London, New York, Paris – Metropolen, die als musikalische Hotspots gelten. Doch unsere Serie „Mit Superfly um die Welt“ geht neue Wege. Diesmal reisen wir nach Mogadischu, Somalia – in die Heimat der Dur-Dur Band, einer der spannendsten Bands Ostafrikas. (superfly.fm)
Nächte unter Palmen an der Strandmeile von Mogadischu. Männer in Anzügen, Frauen in Glitzerkleidern, tanzend im Takt einer Band, die Funk, Disco und somalische Folkmelodien zu einem unwiderstehlichen Sound vereint. Das war die Welt der Dur-Dur Band – Ikonen einer blühenden Clubszene im Somalia der 1980er-Jahre. Frontman Xabiib Sharaabi, auch bekannt als „Somali King of Pop“, prägte diese Ära. Heute wirkt das fast surreal: Mogadischu, einst pulsierend, ist durch Krieg und Terror verstummt. Der Bürgerkrieg löschte das Nachtleben aus, viele Musiker flohen ins Exil, einige wurden getötet. Was blieb, waren überspielte Kassetten – heimlich weitergegeben unter den Ladentischen der Stadt.

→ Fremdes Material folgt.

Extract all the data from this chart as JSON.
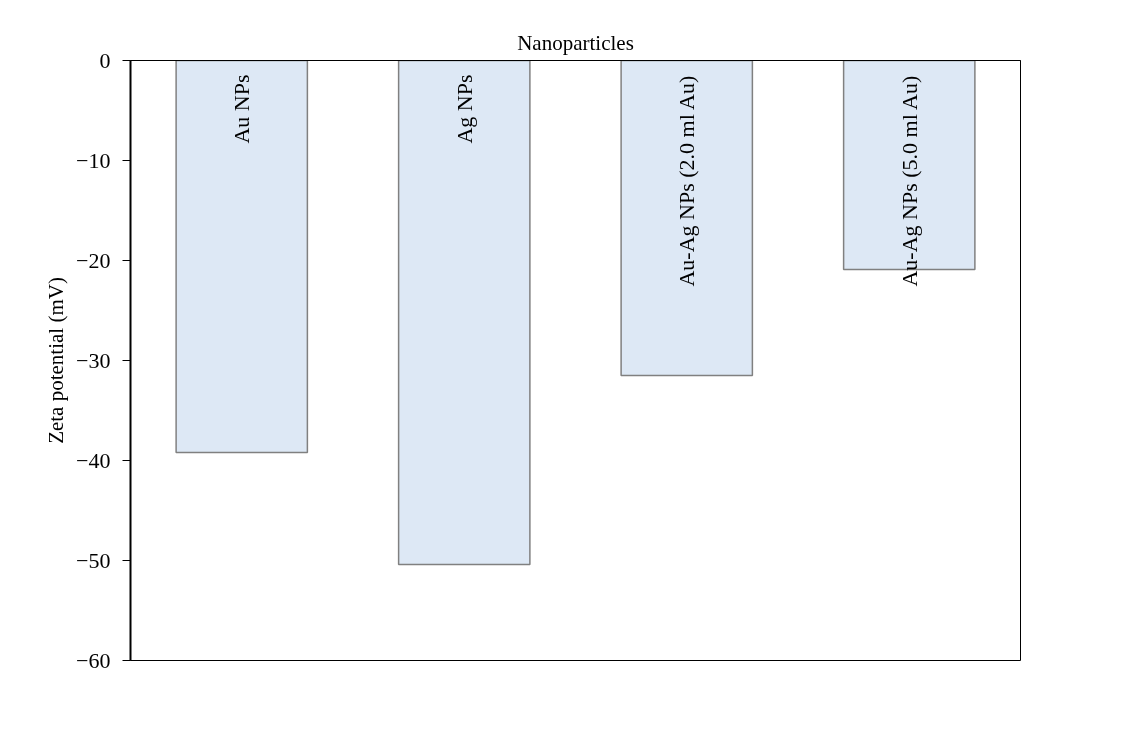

Bevor der Bürgerkrieg alles veränderte, war Mogadischu eine kosmopolitische, lebendige Metropole. Die Stadt hatte Zugang zu internationalen Einflüssen, war ein Kreuzungspunkt zwischen Afrika, Arabien und dem Westen. Die Dur-Dur Band entstand in genau diesem Umfeld. Junge Musiker, die funkige Grooves, somalische Rhythmen, Disco, Soul und arabische Melodien zu einem unwiderstehlichen Mix verschmolzen haben. Was den Sound der Dur-Dur Band so besonders macht, ist seine Vielschichtigkeit. Bläser, die an amerikanischen Soul erinnern, funky Gitarrenriffs, wie man sie aus Lagos kennt, Synthesizer-Flächen direkt aus dem Italo-Disco-Kosmos, und über allem die hypnotische Energie somalischer Rhythmen wie Dhaanto oder Saar.

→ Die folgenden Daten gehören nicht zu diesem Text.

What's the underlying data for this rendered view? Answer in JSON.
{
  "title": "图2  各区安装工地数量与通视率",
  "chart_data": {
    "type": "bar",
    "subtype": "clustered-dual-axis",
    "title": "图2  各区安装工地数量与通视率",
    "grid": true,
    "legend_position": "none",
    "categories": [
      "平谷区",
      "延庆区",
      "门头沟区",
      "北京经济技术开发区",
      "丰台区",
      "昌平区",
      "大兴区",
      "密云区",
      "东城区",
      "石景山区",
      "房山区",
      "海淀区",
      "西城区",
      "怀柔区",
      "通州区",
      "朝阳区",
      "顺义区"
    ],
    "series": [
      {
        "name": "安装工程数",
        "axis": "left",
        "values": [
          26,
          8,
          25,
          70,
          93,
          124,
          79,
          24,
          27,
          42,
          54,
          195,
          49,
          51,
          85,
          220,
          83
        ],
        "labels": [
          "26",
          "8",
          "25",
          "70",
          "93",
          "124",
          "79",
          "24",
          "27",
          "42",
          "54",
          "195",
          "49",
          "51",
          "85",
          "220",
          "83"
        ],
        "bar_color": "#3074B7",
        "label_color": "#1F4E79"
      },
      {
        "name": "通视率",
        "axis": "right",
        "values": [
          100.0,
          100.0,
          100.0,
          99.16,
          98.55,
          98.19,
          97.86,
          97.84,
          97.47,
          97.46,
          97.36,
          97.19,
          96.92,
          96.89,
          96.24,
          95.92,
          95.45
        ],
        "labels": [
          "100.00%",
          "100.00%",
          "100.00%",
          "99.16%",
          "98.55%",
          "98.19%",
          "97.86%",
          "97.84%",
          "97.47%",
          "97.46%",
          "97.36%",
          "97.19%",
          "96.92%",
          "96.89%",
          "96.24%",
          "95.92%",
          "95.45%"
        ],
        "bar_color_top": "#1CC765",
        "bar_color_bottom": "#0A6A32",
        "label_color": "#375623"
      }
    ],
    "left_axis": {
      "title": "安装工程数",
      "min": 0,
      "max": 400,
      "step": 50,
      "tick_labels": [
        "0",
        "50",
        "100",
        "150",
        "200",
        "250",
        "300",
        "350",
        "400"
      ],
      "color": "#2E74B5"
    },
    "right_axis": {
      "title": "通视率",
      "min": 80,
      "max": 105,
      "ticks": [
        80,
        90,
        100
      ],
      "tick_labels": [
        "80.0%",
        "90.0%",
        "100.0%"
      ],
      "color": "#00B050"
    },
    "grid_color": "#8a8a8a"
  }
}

Inspiriert von Künstlern wie Michael Jackson, Bob Marley oder Santana, war die Dur-Dur Band rund ein Jahrzehnt lang das Aushängeschild des kulturellen Lebens in Somalia – vor allem in der Hauptstadt. Ihre Songs liefen im Radio rauf und runter. In Nightclubs von Hotels wie dem Juba, dem Jazeera oder dem Al-Cauruuba wurde gejammt. In den frühen 1990er-Jahren löste sich die Band auf. Die politischen Unruhen eskalierten. Viele der knapp 20 Mitglieder flohen, der Geist der Dur-Dur Band lebte jedoch weiter – in Äthiopien, Dschibuti und vor allem in den USA.
Seit 2014 wird die alte Truppe der Dur-Dur Band aber wieder für Konzerte vereint. 2023 erschien das Album „The Berlin Sessions“. Auch wenn die Musikszene in Somalia wenig Spielraum hat, es gibt sie und wir glauben dass es wichtig ist, weiter und größer zu denken, und Flüchtlinge nicht zu reduzieren auf Klischees und Negativmeldungen. Die Musik der Dur-Dur Band kann dabei enorm hilfreich sein.